Brent crude, the benchmark for more than half of the world’s oil, was up 1.3 per cent at $69.19 (Dh254) per barrel in early trading, but later reversed course and was trading 0.5 per cent lower than Tuesday’s close at 5.14 pm UAE time on Wednesday. West Texas Intermediate had also initially climbed 1.2 per cent but was later trading 1 per cent lower.
Gold also reversed its earlier gains. Investors had initially pushed prices up by 1 per cent as investors flocked to safe-haven assets, but the precious metal later fell back and traded 0.2 per cent below Tuesday’s close at $1,571.38 per oz.
Oil prices have whipsawed in recent days as markets have struggled to assess the risk of heightened geopolitical tension in the region, but this “may not be enough to keep oil prices elevated in the medium-to-longer term”, according to Lukman Otunuga, a senior research analyst at foreign exchange brokerage FXTM.
“Continued oil upside faces multiple obstacles in the form of rising US shale production and weak oil demand growth,” he said on Tuesday.
“Although geopolitical shocks could offer a short-term boost, developments revolving around US-China trade talks and global growth remain the primary drivers influencing oil’s outlook.”
He added that intensifying tension “is likely to stimulate risk aversion, consequently boosting investor’s appetite for gold”.
“Although prices have strong bullish momentum, further upside will depend on how prices react around $1,555. The precious metal should trend higher towards $1,600 as long as $1,555 proves to be reliable support,” he said.

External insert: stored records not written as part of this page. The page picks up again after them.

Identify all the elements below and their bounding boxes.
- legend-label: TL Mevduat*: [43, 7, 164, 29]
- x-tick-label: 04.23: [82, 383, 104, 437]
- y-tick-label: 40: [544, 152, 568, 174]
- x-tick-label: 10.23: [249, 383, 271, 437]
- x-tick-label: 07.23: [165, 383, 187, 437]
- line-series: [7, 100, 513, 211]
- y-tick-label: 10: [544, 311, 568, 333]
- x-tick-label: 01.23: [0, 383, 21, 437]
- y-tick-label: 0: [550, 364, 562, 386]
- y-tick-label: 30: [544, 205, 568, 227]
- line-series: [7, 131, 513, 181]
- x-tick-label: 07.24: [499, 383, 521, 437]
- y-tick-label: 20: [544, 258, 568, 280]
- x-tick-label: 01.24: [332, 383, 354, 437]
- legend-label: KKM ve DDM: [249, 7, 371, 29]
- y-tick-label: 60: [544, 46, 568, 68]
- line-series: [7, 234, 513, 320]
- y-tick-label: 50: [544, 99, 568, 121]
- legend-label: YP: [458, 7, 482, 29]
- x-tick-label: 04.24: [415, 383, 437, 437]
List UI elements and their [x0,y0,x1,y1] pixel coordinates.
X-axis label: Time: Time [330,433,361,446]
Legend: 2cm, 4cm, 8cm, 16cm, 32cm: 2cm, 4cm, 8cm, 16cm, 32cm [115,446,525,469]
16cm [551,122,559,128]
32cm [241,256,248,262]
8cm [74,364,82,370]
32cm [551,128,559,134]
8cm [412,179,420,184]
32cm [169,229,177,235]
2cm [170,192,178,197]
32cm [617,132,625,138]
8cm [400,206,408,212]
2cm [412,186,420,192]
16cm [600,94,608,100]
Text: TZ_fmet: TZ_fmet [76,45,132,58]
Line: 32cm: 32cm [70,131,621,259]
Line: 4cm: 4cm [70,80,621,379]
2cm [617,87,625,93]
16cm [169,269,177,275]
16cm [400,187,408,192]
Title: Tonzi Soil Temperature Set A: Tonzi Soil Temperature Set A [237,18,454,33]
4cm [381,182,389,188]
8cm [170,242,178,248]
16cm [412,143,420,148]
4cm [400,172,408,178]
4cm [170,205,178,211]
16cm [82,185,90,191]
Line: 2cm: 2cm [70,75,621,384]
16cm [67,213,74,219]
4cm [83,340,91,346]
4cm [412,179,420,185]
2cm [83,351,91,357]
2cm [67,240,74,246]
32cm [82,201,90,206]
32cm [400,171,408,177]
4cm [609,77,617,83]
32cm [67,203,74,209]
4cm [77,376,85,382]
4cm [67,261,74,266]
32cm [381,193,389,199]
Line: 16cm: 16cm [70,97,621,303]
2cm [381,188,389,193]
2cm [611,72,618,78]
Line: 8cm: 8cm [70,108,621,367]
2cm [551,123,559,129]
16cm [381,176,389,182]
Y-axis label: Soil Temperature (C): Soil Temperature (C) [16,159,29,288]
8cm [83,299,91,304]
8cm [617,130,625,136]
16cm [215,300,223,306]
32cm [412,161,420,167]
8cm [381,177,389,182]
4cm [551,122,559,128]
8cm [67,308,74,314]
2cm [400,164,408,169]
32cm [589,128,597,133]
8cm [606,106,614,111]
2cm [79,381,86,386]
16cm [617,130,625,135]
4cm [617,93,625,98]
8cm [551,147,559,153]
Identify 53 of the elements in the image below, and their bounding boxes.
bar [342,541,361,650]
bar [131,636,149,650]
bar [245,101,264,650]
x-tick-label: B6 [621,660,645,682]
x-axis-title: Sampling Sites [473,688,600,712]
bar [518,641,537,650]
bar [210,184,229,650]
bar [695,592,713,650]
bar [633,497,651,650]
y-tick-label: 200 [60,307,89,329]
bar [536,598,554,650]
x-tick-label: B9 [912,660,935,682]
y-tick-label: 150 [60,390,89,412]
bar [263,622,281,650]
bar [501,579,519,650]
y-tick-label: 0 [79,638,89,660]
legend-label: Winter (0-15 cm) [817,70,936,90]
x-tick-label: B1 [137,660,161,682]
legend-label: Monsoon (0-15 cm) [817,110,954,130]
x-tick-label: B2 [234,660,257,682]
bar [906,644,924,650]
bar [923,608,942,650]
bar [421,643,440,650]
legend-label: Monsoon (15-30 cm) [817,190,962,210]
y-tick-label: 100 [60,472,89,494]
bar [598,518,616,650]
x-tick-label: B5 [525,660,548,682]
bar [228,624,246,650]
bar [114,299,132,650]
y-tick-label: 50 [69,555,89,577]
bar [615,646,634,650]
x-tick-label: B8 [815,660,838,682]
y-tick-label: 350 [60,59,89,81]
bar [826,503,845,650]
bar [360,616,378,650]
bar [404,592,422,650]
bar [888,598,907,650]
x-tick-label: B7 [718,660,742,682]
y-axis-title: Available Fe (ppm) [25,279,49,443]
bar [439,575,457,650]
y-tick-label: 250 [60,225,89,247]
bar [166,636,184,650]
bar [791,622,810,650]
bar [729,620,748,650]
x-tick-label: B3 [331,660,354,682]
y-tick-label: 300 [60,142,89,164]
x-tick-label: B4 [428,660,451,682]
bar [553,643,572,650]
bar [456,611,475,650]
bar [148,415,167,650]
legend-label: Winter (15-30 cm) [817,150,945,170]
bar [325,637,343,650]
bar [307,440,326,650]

However, the ongoing belligerence between the US and Iran, and the potential for wider conflict is weighing down investor sentiment with regards to local markets, according to Capital Economics in London.
Despite higher oil prices, the Dubai Financial Market general index has fallen 2 per cent so far this week, and Saudi Arabia’s Tadawul All-Share index is trading 3.2 per cent lower.
“There is no one-to-one correlation between oil prices and regional markets. If you look at last year, for instance, the oil price was the best-performing asset class and MENA equity markets were probably the worst-performing region, being up only 8 per cent on a price return basis,” said Charles-Henry Monchau, chief investment officer at Dubai-based brokerage Al Mal Capital.
“For Brent oil to stay around $70, demand needs to be there or something needs to happen on the supply side, whereas on the regional markets the immediate reaction by investors means if there is escalation… it means more stress in the region, an impact on tourism, an impact on businesses and no immediate impact on oil revenues because you don’t know how long oil will stay at this level.”
Vijay Valecha, chief investment officer at Century Financial, said that regional economies had suffered in recent years from volatile crude prices and surplus housing inventory – both of which have affected investments.
“Should the Iranian response be more sustained, earnings for major Middle Eastern stocks, especially ones in real estate, banking & financial services are likely to take a major hit,” he said.
He added that an inflow of tourists and investment in housing and infrastructure was key to the health of many regional economies.